Shell UK cuts home bills

Shell stepped closer to becoming the world’s biggest power company with an aggressive move into the UK retail market by offering one of the cheapest tariffs available.

Shell UK cuts home bills

Shell stepped closer to becoming the world’s biggest power company with an aggressive move into the UK retail market by offering one of the cheapest tariffs available. Shell Energy, formerly First Utility, said it has a fixed-rate power-supply tariff, for UK customers, of £970 (€1,133) a year, or £81 a month until July 2020.

The move is part of its rebranding of its UK utility business. This undercuts former cheapest UK power supplier, Bulb Energy Ltd, which has a deal available for £981 a year, and is 18% cheaper than power supplied by Centrica-owned British Gas, according to data from UK power regulator Ofgem.

Shell plans to become the world’s biggest power company within 15 years and is spending as much as €1.7bn a year on its new-energies division, which suggests it sees climate change as a significant threat to the fossil-fuel business.

“Shell has been increasingly vociferous about its ambitions in electricity markets, and we see it as a significant, competitive-disruptive force over the coming years for traditional, utility energy suppliers-retailers,” said RBC Capital Markets.

The bank said Shell’s plan to invest about €1.7bn a year on its new energies division is only 5% of the company’s annual capex (capital expenditure) and, “hence, has significant room to grow”.

It added that it is “difficult to rule out” Shell buying other UK-based utilities, such as the retail unit of SSE or Npower, which are both up for sale.

The move will bring yet more pressure to the UK power market, where swathes of customers have abandoned the traditional Big Six utilities for smaller, cheaper suppliers. Surging wholesale prices for power and gas have driven several companies out of business.

Last year, more businesses folded than in the previous 16 years combined. Earlier this month, Brilliant Energy, which has about 17,000 domestic customers, became the tenth firm to cease trading in the past 12 months.

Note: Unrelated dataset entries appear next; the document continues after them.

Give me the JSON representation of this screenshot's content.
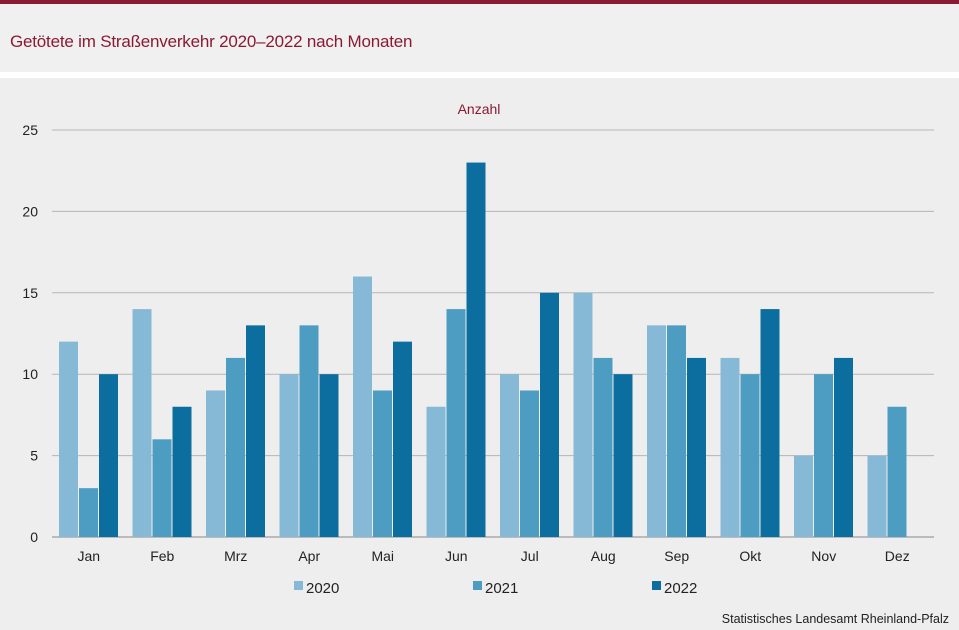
{
  "title": "Getötete im Straßenverkehr 2020–2022 nach Monaten",
  "source": "Statistisches Landesamt  Rheinland-Pfalz",
  "colors": {
    "accent": "#8a1a34",
    "s2020": "#85b9d6",
    "s2021": "#4d9dc3",
    "s2022": "#0b6e9f"
  },
  "chart_data": {
    "type": "bar",
    "ylabel": "Anzahl",
    "ylim": [
      0,
      25
    ],
    "yticks": [
      0,
      5,
      10,
      15,
      20,
      25
    ],
    "grid": true,
    "legend_position": "bottom",
    "categories": [
      "Jan",
      "Feb",
      "Mrz",
      "Apr",
      "Mai",
      "Jun",
      "Jul",
      "Aug",
      "Sep",
      "Okt",
      "Nov",
      "Dez"
    ],
    "series": [
      {
        "name": "2020",
        "values": [
          12,
          14,
          9,
          10,
          16,
          8,
          10,
          15,
          13,
          11,
          5,
          5
        ]
      },
      {
        "name": "2021",
        "values": [
          3,
          6,
          11,
          13,
          9,
          14,
          9,
          11,
          13,
          10,
          10,
          8
        ]
      },
      {
        "name": "2022",
        "values": [
          10,
          8,
          13,
          10,
          12,
          23,
          15,
          10,
          11,
          14,
          11,
          null
        ]
      }
    ]
  }
}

Britsh Gas, which lost 742,000 customers last year, held a 19% share of the UK’s electricity market in the third quarter of 2018, according to Ofgem. Bulb, which has about one million customers, had a 3% stake in the market. As well as announcing the rebranding, Shell also said it has switched its existing, 700,000 UK customers to power supplied entirely by renewable sources of energy, such as wind, solar, and biomass.